Boualem Sansal a enfin été libéré. Acculé par l’accumulation de ses échecs diplomatiques, et malgré son comportement autiste, le «Système» algérien a en effet fini par comprendre que la prise en otage de l’écrivain franco-algérien achevait de nuire à la réputation d’une Algérie de plus en plus isolée. En emprisonnant Boualem Sansal, l’Algérie a en effet grandement écorné son image internationale, notamment devant le Parlement européen où ses lobbyistes n’ont pas réussi à empêcher un vote à l’unanimité exigeant la libération de l’écrivain.
Ceci étant, maintenant que Boualem Sansal a recouvré la liberté, les temps vont venir du bilan politique et historique de sa prise en otage. Si l’emprisonnement de Boualem Sansal fut à l’évidence une réaction épidermique d’Alger face à la claire évolution française au sujet de la question du Sahara occidental, le plus important est que l’écrivain a brisé le tabou sur lequel repose la fausse histoire de l’Algérie fabriquée depuis 1962.

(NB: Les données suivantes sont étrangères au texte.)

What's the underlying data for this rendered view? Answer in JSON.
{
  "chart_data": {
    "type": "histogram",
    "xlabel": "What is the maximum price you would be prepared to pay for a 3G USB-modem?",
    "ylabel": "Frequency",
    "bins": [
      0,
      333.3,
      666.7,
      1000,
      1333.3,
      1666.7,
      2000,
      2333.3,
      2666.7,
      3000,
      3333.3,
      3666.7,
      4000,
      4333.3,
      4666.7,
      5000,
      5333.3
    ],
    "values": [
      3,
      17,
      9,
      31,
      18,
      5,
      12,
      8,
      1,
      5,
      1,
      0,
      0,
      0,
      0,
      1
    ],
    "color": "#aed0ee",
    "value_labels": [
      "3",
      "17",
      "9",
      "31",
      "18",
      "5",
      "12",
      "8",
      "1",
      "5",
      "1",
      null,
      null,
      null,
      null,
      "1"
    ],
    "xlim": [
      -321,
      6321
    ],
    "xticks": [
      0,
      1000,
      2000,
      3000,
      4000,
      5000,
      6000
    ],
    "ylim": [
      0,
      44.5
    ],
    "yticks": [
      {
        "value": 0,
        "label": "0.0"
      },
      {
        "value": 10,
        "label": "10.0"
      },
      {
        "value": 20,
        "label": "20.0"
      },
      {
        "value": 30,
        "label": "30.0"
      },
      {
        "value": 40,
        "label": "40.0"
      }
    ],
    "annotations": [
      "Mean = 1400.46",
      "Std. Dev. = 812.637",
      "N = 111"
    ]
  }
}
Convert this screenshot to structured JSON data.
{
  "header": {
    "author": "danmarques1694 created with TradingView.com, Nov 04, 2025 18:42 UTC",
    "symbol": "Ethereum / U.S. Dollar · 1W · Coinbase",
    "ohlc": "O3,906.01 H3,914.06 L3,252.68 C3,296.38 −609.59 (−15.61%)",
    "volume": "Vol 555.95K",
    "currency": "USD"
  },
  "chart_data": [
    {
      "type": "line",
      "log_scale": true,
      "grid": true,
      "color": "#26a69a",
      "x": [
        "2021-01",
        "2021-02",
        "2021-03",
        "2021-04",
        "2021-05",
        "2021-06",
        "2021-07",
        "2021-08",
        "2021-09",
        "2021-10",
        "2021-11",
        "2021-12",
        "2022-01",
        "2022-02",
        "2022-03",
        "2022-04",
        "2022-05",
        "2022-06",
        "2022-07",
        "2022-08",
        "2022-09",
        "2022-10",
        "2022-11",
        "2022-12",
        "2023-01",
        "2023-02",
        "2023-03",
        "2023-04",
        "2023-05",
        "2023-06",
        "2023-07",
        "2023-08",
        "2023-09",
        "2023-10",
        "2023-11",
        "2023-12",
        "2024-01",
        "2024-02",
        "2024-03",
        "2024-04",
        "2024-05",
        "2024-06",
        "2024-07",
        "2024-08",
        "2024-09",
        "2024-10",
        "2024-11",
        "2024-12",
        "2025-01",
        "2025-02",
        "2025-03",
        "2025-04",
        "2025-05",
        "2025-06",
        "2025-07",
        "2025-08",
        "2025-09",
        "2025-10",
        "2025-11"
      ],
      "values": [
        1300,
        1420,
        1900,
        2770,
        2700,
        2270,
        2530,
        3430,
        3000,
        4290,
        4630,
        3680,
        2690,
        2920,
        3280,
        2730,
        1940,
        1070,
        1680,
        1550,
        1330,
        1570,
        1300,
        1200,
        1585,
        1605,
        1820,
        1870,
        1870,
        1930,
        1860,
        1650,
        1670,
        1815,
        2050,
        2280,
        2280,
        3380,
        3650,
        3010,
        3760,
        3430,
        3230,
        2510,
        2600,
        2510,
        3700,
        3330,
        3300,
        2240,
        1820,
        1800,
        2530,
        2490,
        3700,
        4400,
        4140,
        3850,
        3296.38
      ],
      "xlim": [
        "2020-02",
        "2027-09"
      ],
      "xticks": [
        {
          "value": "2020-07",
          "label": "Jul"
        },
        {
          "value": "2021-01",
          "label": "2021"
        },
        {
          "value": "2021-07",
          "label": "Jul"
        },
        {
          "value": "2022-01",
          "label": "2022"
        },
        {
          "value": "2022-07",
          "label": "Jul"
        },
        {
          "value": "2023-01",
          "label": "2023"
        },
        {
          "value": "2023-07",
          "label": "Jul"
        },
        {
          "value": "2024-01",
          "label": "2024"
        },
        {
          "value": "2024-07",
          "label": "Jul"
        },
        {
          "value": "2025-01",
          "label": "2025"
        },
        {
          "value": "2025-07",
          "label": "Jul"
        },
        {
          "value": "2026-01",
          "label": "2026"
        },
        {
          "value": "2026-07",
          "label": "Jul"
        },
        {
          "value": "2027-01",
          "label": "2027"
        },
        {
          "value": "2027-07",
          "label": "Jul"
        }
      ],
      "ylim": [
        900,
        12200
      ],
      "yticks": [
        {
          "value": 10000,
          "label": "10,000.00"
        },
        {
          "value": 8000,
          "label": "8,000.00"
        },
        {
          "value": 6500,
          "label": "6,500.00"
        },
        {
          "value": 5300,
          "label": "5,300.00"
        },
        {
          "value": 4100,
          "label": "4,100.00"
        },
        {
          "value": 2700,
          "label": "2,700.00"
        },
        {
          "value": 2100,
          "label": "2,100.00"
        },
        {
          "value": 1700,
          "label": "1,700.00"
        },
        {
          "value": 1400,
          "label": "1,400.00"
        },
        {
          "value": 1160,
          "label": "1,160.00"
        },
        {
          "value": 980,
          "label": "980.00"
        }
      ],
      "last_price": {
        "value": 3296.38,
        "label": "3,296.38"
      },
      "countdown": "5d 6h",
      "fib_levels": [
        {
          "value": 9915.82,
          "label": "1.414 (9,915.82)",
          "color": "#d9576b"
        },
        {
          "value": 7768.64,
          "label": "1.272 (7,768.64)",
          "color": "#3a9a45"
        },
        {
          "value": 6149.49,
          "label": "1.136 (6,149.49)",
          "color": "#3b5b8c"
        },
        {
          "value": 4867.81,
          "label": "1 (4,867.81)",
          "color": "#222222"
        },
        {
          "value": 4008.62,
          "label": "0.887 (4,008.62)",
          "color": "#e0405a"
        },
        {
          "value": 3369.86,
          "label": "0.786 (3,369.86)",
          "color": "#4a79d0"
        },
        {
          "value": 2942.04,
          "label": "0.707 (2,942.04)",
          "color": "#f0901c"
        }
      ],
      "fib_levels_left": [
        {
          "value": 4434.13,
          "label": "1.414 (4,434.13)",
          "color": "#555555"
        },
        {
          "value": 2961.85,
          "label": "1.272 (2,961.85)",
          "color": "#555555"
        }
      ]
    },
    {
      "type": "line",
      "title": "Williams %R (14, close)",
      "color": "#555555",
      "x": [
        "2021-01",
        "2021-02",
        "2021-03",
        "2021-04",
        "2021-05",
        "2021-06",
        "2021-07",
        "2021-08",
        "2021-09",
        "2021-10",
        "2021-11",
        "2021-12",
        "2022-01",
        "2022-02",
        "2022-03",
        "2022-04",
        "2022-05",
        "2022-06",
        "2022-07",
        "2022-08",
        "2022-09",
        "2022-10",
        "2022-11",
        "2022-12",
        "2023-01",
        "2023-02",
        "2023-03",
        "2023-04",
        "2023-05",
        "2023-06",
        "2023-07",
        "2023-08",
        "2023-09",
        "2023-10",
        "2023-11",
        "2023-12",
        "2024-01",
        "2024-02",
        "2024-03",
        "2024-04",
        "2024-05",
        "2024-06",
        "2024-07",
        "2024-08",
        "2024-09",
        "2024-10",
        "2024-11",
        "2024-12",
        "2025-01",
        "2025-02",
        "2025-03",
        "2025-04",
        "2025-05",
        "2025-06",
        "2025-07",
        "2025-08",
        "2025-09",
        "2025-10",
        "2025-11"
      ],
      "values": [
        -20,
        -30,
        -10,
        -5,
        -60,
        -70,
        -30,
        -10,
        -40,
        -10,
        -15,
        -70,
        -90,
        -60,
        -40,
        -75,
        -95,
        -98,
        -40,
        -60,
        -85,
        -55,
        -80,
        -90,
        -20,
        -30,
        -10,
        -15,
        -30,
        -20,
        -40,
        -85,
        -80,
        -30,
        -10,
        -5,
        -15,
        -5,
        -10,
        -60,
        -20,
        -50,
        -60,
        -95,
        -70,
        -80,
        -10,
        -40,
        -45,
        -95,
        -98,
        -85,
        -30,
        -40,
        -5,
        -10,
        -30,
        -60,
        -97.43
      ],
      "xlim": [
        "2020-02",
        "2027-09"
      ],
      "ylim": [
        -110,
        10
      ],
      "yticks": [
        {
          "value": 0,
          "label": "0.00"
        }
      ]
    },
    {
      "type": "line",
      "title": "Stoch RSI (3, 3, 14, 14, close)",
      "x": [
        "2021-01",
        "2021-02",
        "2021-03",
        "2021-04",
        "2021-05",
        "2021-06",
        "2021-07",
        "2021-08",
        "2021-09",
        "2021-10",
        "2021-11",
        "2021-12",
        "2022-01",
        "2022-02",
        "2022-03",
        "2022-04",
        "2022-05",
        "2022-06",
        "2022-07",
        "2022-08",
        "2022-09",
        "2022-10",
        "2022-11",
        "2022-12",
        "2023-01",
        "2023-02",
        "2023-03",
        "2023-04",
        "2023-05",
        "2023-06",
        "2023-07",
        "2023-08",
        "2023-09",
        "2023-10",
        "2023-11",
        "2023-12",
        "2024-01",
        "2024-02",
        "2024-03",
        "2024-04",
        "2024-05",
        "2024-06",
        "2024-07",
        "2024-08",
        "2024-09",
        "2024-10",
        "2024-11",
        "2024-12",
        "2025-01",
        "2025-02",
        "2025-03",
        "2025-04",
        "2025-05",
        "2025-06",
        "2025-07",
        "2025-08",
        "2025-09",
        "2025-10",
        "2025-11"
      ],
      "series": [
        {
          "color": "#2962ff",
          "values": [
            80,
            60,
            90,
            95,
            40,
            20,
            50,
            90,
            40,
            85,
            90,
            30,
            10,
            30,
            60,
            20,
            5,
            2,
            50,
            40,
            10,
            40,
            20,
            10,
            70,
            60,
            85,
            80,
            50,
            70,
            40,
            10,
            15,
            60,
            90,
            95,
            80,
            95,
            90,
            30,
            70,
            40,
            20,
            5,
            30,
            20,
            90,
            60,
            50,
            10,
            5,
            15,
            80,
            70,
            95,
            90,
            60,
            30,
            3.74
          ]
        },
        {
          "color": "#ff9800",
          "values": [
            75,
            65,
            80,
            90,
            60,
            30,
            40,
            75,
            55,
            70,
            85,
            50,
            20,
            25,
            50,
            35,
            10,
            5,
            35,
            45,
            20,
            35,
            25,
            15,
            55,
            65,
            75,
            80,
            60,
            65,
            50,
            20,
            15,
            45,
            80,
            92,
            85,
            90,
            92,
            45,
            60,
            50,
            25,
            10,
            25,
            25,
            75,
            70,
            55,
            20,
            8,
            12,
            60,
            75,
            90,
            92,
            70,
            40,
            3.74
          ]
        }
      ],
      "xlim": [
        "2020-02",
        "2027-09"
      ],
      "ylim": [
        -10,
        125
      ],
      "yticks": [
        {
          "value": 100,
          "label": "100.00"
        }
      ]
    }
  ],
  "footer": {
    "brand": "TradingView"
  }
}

N’oublions pas que le régime d’Alger a justifié l’embastillement de Boualem Sansal par sa déclaration du 2 octobre 2024 faite à un hebdomadaire français: «Quand la France a colonisé l’Algérie, toute la partie Ouest de l’Algérie faisait partie du Maroc».
Ce faisant, Boualem Sansal posait au grand jour la question territoriale qui est au cœur des problèmes du Maghreb. Une question existentielle pour une Algérie faite de bric et de broc comme Karim Serraj et Jilali El Adnani le montrent brillamment dans les colonnes de ce média. Ce fut en effet au profit de l’Algérie française dont l’Algérie algérienne est l’héritière clairement assumée que des pans entiers du Maroc, de la Tunisie et de la Libye furent arrachés à ces trois pays. N’en déplaise à Benjamin Stora qui estime qu’une telle déclaration «blesse le sentiment national algérien», l’Histoire est l’Histoire, ce que, ayant pour l’Algérie les «yeux de Chimène», l’ancien militant trotskiste semble avoir oublié.
«En réalité, le Maroc fut alors démembré et ses droits historiques violés. Tant à l’Est, vers l’actuelle Algérie, qu’au Sud, d’où étaient pourtant parties les ultimes résistances à la colonisation avec Mâ el Aimin et El-Hiba. »
— Bernard Lugan
La question territoriale qui, jusque-là, était un tabou en Algérie, est donc désormais posée et même clairement posée. En effet, à la suite des partages coloniaux furent tracées les frontières d’une Algérie née en 1962. Une Algérie algérienne héritière comme je l’ai dit plus haut de l’Algérie française. Or, les dirigeants algériens refusent d’admettre qu’avant la période coloniale, le Touat, le Tidikelt, le Gourara, la Saoura, Tindouf, Béchar et Tabelbala étaient dirigés par des caïds nommés par le sultan du Maroc. En réalité, le Maroc fut alors démembré et ses droits historiques violés. Tant à l’Est, vers l’actuelle Algérie, qu’au Sud, d’où étaient pourtant parties les ultimes résistances à la colonisation avec Mâ el Aimin et El-Hiba.
Et que dire de Tlemcen, qui fut à quatre reprises une dépendance marocaine? Avant la conquête turque de 1553, Tlemcen fut en effet marocaine sous les Idrissides (entre 790 et 931); sous les Almoravides (entre 1078 et 1143); sous les Almohades (entre 1143 et 1236), et enfin sous les Mérinides (entre 1337 et 1358). Plus généralement, l’on pourrait même évoquer le cas de tout l’Ouest algérien. En effet, et comme le remarqua en 1831 le futur général Louis de Lamoricière qui, parlant des attaches spirituelles, donc politiques, des habitants de la région écrivit: «À Oran, ils font la prière pour le roi du Maroc».
Le paradoxe est que l’Algérie qui demande un insolite référendum pour un inexistant «peuple saharaoui», a en revanche toujours et avec constance, refusé qu’une telle consultation soit proposée aux habitants du Touat, du Tidikelt, du Gourara, de la Saoura, de Tindouf, de Béchar et de Tabelbala au sujet de leur rattachement national. Et que dire du refus opposé à toute demande de référendum en Kabylie?
Affaiblie diplomatiquement après son échec devant le Conseil de sécurité de l’ONU, régionalement brouillée avec le Mali et le Niger, en froid avec la Russie, son allié historique, et vivant dans un climat de fin de règne, l’Algérie va avoir de plus en plus de mal à justifier les charcutages territoriaux opérés à son profit par une colonisation qu’elle voue pourtant aux gémonies.